I was one of those who welcomed the introduction of the party-list system into our Constitution, hoping this would encourage the formation of modern political parties with a definite constituency, a clear ideology and a coherent program. My dream at that time was to revive the socialist parliamentary tradition that once thrived in our country, with the working class as its base. But the collapse of socialist governments in Europe at the end of that historic decade completely pulled the rug out from under that idea.

Years later, younger comrades with a rich experience in social movements organized the Akbayan Party from a coalition of activist formations who believed in the basic tenets of social democracy. The formation of the party was long in the making.
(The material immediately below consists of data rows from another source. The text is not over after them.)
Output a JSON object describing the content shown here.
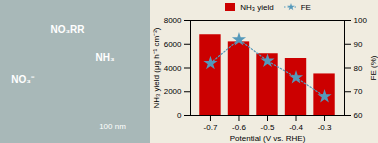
{
  "chart_data": {
    "type": "bar",
    "x_label": "Potential (V vs. RHE)",
    "y_label": "NH₃ yield (μg h⁻¹ cm⁻²)",
    "y2_label": "FE (%)",
    "x": [
      -0.7,
      -0.6,
      -0.5,
      -0.4,
      -0.3
    ],
    "xlim": [
      -0.77,
      -0.23
    ],
    "xticks": [
      -0.7,
      -0.6,
      -0.5,
      -0.4,
      -0.3
    ],
    "ylim": [
      0,
      8000
    ],
    "yticks": [
      0,
      2000,
      4000,
      6000,
      8000
    ],
    "y2lim": [
      60,
      100
    ],
    "y2ticks": [
      60,
      70,
      80,
      90,
      100
    ],
    "series": [
      {
        "name": "NH₃ yield",
        "type": "bar",
        "color": "#cc0000",
        "values": [
          6800,
          6200,
          5200,
          4800,
          3500
        ]
      },
      {
        "name": "FE",
        "type": "line",
        "axis": "y2",
        "color": "#5599bb",
        "line_style": "dotted",
        "marker": "star",
        "values": [
          82,
          92,
          83,
          76,
          68
        ]
      }
    ],
    "legend": "top",
    "annotations": [
      "NO₃RR",
      "NH₃",
      "NO₃⁻",
      "100 nm"
    ]
  }
}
We debated its pros and cons, and analyzed the challenges and dilemmas that a leftwing party was bound to face in the electoral arena. Though successful in elections, it has not made much of a dent on the nation’s politics.

At around the same time, my good friend Nandy Pacheco was organizing Ang Kapatiran, a party whose philosophy draws much from the radical social teachings of the Catholic Church. The Kapatiran’s basic documents and organizational framework impressed me, and, seeing a genuine party in the making, I did not hesitate to share my views on party formation when Nandy invited me to speak to its founding members. The party has fielded candidates for various national positions in almost every election. Its persistence, despite its failure to get its candidates elected, is proof to me that it is ahead of the political culture of its milieu.
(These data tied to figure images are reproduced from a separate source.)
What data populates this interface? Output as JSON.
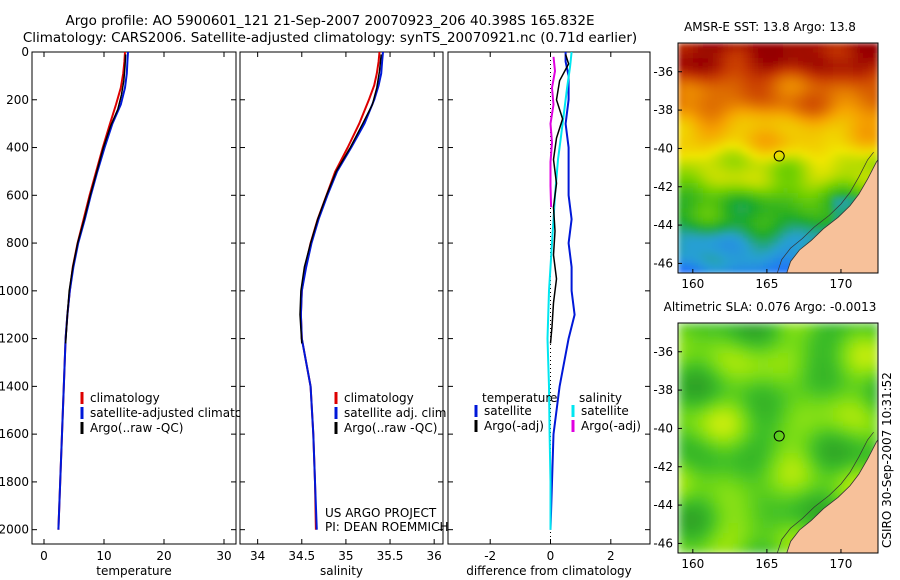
{
  "header": {
    "line1": "Argo profile: AO 5900601_121 21-Sep-2007 20070923_206 40.398S 165.832E",
    "line2": "Climatology: CARS2006. Satellite-adjusted climatology: synTS_20070921.nc (0.71d earlier)"
  },
  "credit": "CSIRO 30-Sep-2007 10:31:52",
  "project_note": [
    "US ARGO PROJECT",
    "PI: DEAN ROEMMICH"
  ],
  "colors": {
    "climatology": "#dd0000",
    "satellite": "#0018d8",
    "argo": "#000000",
    "satellite_cyan": "#00e6f0",
    "argo_adj_magenta": "#e000e0",
    "land": "#f7c19a"
  },
  "chart_data": [
    {
      "type": "line",
      "panel": "temperature",
      "xlabel": "temperature",
      "ylabel": "",
      "xlim": [
        -2,
        32
      ],
      "ylim": [
        2060,
        0
      ],
      "y_reversed": true,
      "xticks": [
        0,
        10,
        20,
        30
      ],
      "yticks": [
        0,
        200,
        400,
        600,
        800,
        1000,
        1200,
        1400,
        1600,
        1800,
        2000
      ],
      "legend": {
        "position": "lower-middle",
        "entries": [
          "climatology",
          "satellite-adjusted climatology",
          "Argo(..raw -QC)"
        ]
      },
      "series": [
        {
          "name": "climatology",
          "color": "climatology",
          "width": 2,
          "points": [
            [
              13.5,
              0
            ],
            [
              13.4,
              40
            ],
            [
              13.2,
              90
            ],
            [
              12.8,
              150
            ],
            [
              12.0,
              220
            ],
            [
              11.0,
              300
            ],
            [
              9.8,
              400
            ],
            [
              8.7,
              500
            ],
            [
              7.6,
              600
            ],
            [
              6.6,
              700
            ],
            [
              5.6,
              800
            ],
            [
              4.8,
              900
            ],
            [
              4.3,
              1000
            ],
            [
              3.9,
              1100
            ],
            [
              3.6,
              1200
            ],
            [
              3.3,
              1400
            ],
            [
              3.0,
              1600
            ],
            [
              2.7,
              1800
            ],
            [
              2.4,
              2000
            ]
          ]
        },
        {
          "name": "satellite-adjusted climatology",
          "color": "satellite",
          "width": 2,
          "points": [
            [
              14.0,
              0
            ],
            [
              13.9,
              40
            ],
            [
              13.8,
              90
            ],
            [
              13.5,
              150
            ],
            [
              12.8,
              220
            ],
            [
              11.4,
              300
            ],
            [
              10.1,
              400
            ],
            [
              8.9,
              500
            ],
            [
              7.8,
              600
            ],
            [
              6.8,
              700
            ],
            [
              5.7,
              800
            ],
            [
              4.9,
              900
            ],
            [
              4.3,
              1000
            ],
            [
              3.9,
              1100
            ],
            [
              3.6,
              1200
            ],
            [
              3.3,
              1400
            ],
            [
              3.0,
              1600
            ],
            [
              2.7,
              1800
            ],
            [
              2.4,
              2000
            ]
          ]
        },
        {
          "name": "Argo(..raw -QC)",
          "color": "argo",
          "width": 1.5,
          "points": [
            [
              13.6,
              10
            ],
            [
              13.5,
              60
            ],
            [
              13.3,
              120
            ],
            [
              12.9,
              180
            ],
            [
              12.3,
              240
            ],
            [
              11.1,
              310
            ],
            [
              9.9,
              400
            ],
            [
              8.8,
              500
            ],
            [
              7.7,
              600
            ],
            [
              6.7,
              700
            ],
            [
              5.6,
              800
            ],
            [
              4.8,
              900
            ],
            [
              4.2,
              1000
            ],
            [
              3.9,
              1100
            ],
            [
              3.6,
              1220
            ]
          ]
        }
      ]
    },
    {
      "type": "line",
      "panel": "salinity",
      "xlabel": "salinity",
      "ylabel": "",
      "xlim": [
        33.8,
        36.1
      ],
      "ylim": [
        2060,
        0
      ],
      "y_reversed": true,
      "xticks": [
        34,
        34.5,
        35,
        35.5,
        36
      ],
      "legend": {
        "position": "lower-middle",
        "entries": [
          "climatology",
          "satellite adj. clim.",
          "Argo(..raw -QC)"
        ]
      },
      "series": [
        {
          "name": "climatology",
          "color": "climatology",
          "width": 2,
          "points": [
            [
              35.38,
              0
            ],
            [
              35.37,
              40
            ],
            [
              35.35,
              90
            ],
            [
              35.32,
              140
            ],
            [
              35.26,
              200
            ],
            [
              35.15,
              300
            ],
            [
              35.02,
              400
            ],
            [
              34.88,
              500
            ],
            [
              34.78,
              600
            ],
            [
              34.68,
              700
            ],
            [
              34.6,
              800
            ],
            [
              34.54,
              900
            ],
            [
              34.5,
              1000
            ],
            [
              34.49,
              1100
            ],
            [
              34.5,
              1200
            ],
            [
              34.55,
              1300
            ],
            [
              34.6,
              1400
            ],
            [
              34.63,
              1600
            ],
            [
              34.65,
              1800
            ],
            [
              34.66,
              2000
            ]
          ]
        },
        {
          "name": "satellite adj. clim.",
          "color": "satellite",
          "width": 2,
          "points": [
            [
              35.42,
              0
            ],
            [
              35.41,
              40
            ],
            [
              35.4,
              90
            ],
            [
              35.37,
              140
            ],
            [
              35.32,
              200
            ],
            [
              35.21,
              300
            ],
            [
              35.06,
              400
            ],
            [
              34.9,
              500
            ],
            [
              34.79,
              600
            ],
            [
              34.69,
              700
            ],
            [
              34.61,
              800
            ],
            [
              34.55,
              900
            ],
            [
              34.5,
              1000
            ],
            [
              34.49,
              1100
            ],
            [
              34.5,
              1200
            ],
            [
              34.55,
              1300
            ],
            [
              34.6,
              1400
            ],
            [
              34.63,
              1600
            ],
            [
              34.65,
              1800
            ],
            [
              34.67,
              2000
            ]
          ]
        },
        {
          "name": "Argo(..raw -QC)",
          "color": "argo",
          "width": 1.5,
          "points": [
            [
              35.4,
              10
            ],
            [
              35.38,
              80
            ],
            [
              35.35,
              150
            ],
            [
              35.3,
              220
            ],
            [
              35.19,
              300
            ],
            [
              35.05,
              400
            ],
            [
              34.89,
              500
            ],
            [
              34.78,
              600
            ],
            [
              34.68,
              700
            ],
            [
              34.6,
              800
            ],
            [
              34.53,
              900
            ],
            [
              34.49,
              1000
            ],
            [
              34.48,
              1100
            ],
            [
              34.5,
              1220
            ]
          ]
        }
      ]
    },
    {
      "type": "line",
      "panel": "difference",
      "xlabel": "difference from climatology",
      "ylabel": "",
      "xlim": [
        -3.4,
        3.3
      ],
      "ylim": [
        2060,
        0
      ],
      "y_reversed": true,
      "xticks": [
        -2,
        0,
        2
      ],
      "zero_line": true,
      "legend": {
        "position": "lower-middle",
        "columns": [
          {
            "title": "temperature",
            "entries": [
              "satellite",
              "Argo(-adj)"
            ]
          },
          {
            "title": "salinity",
            "entries": [
              "satellite",
              "Argo(-adj)"
            ]
          }
        ]
      },
      "series": [
        {
          "name": "satellite",
          "group": "temperature",
          "color": "satellite",
          "width": 2,
          "points": [
            [
              0.5,
              0
            ],
            [
              0.5,
              40
            ],
            [
              0.6,
              100
            ],
            [
              0.6,
              200
            ],
            [
              0.5,
              300
            ],
            [
              0.6,
              400
            ],
            [
              0.6,
              500
            ],
            [
              0.6,
              600
            ],
            [
              0.7,
              700
            ],
            [
              0.6,
              800
            ],
            [
              0.7,
              900
            ],
            [
              0.7,
              1000
            ],
            [
              0.8,
              1100
            ],
            [
              0.6,
              1200
            ],
            [
              0.3,
              1400
            ],
            [
              0.1,
              1600
            ],
            [
              0.05,
              1800
            ],
            [
              0.0,
              2000
            ]
          ]
        },
        {
          "name": "satellite",
          "group": "salinity",
          "color": "satellite_cyan",
          "width": 2,
          "points": [
            [
              0.7,
              0
            ],
            [
              0.65,
              60
            ],
            [
              0.55,
              150
            ],
            [
              0.45,
              250
            ],
            [
              0.35,
              350
            ],
            [
              0.25,
              450
            ],
            [
              0.15,
              600
            ],
            [
              0.05,
              800
            ],
            [
              -0.05,
              1000
            ],
            [
              -0.1,
              1200
            ],
            [
              -0.05,
              1400
            ],
            [
              -0.03,
              1600
            ],
            [
              0.0,
              1800
            ],
            [
              0.0,
              2000
            ]
          ]
        },
        {
          "name": "Argo(-adj)",
          "group": "temperature",
          "color": "argo",
          "width": 1.5,
          "points": [
            [
              0.5,
              10
            ],
            [
              0.6,
              50
            ],
            [
              0.3,
              120
            ],
            [
              0.2,
              200
            ],
            [
              0.4,
              280
            ],
            [
              0.2,
              360
            ],
            [
              0.1,
              450
            ],
            [
              0.2,
              550
            ],
            [
              0.1,
              650
            ],
            [
              0.15,
              750
            ],
            [
              0.1,
              850
            ],
            [
              0.2,
              950
            ],
            [
              0.1,
              1050
            ],
            [
              0.05,
              1150
            ],
            [
              0.0,
              1220
            ]
          ]
        },
        {
          "name": "Argo(-adj)",
          "group": "salinity",
          "color": "argo_adj_magenta",
          "width": 2,
          "points": [
            [
              0.1,
              20
            ],
            [
              0.15,
              80
            ],
            [
              0.05,
              150
            ],
            [
              0.1,
              220
            ],
            [
              0.0,
              300
            ],
            [
              0.05,
              380
            ],
            [
              0.0,
              460
            ],
            [
              0.0,
              560
            ],
            [
              0.02,
              650
            ]
          ]
        }
      ]
    },
    {
      "type": "heatmap",
      "panel": "sst-map",
      "title": "AMSR-E SST: 13.8 Argo: 13.8",
      "xlim": [
        159,
        172.5
      ],
      "ylim": [
        -46.5,
        -34.5
      ],
      "xticks": [
        160,
        165,
        170
      ],
      "yticks": [
        -36,
        -38,
        -40,
        -42,
        -44,
        -46
      ],
      "marker": {
        "lon": 165.832,
        "lat": -40.398
      }
    },
    {
      "type": "heatmap",
      "panel": "sla-map",
      "title": "Altimetric SLA: 0.076 Argo: -0.0013",
      "xlim": [
        159,
        172.5
      ],
      "ylim": [
        -46.5,
        -34.5
      ],
      "xticks": [
        160,
        165,
        170
      ],
      "yticks": [
        -36,
        -38,
        -40,
        -42,
        -44,
        -46
      ],
      "marker": {
        "lon": 165.832,
        "lat": -40.398
      }
    }
  ]
}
That culture has always suffered from a fundamental weakness, namely, its inability to differentiate politics from the rest of society. Behind every candidate stands, not a political party organization, but a patron-client network centered on a family and encompassing a loyal base bound by affinities other than political. Bongbong Marcos banks on the strong Ilocano and Waray ties of the Marcos-Romualdez clan. Sonny Trillanes, a former military officer, relies on the support of the nation’s uniformed personnel and their families. Alan Cayetano falls back on the patron-client network created in a short time by his family’s successful run in politics. To all intents and purposes, each one of them commands a personal network that is probably larger and more reliable than what the Nacionalista Party, as a party, can mobilize.

Modern political parties emerged in Europe in the course of the progressive differentiation of the political system from the other spheres of society—the family, the Church, ethnolinguistic communities, business, etc. They provided an antidote to the lingering influence of the upper classes in political life. In lieu of the old nobility and the charismatic figures, these political parties recruit young people with a vocation for politics from all sectors of society, and prepare them, like other professionals, for a life devoted to government service.

In contrast, we are content to entrust the complex functions of the modern state to individuals chosen according to the vagaries of premodern politics. This has been our system’s fatal blind spot.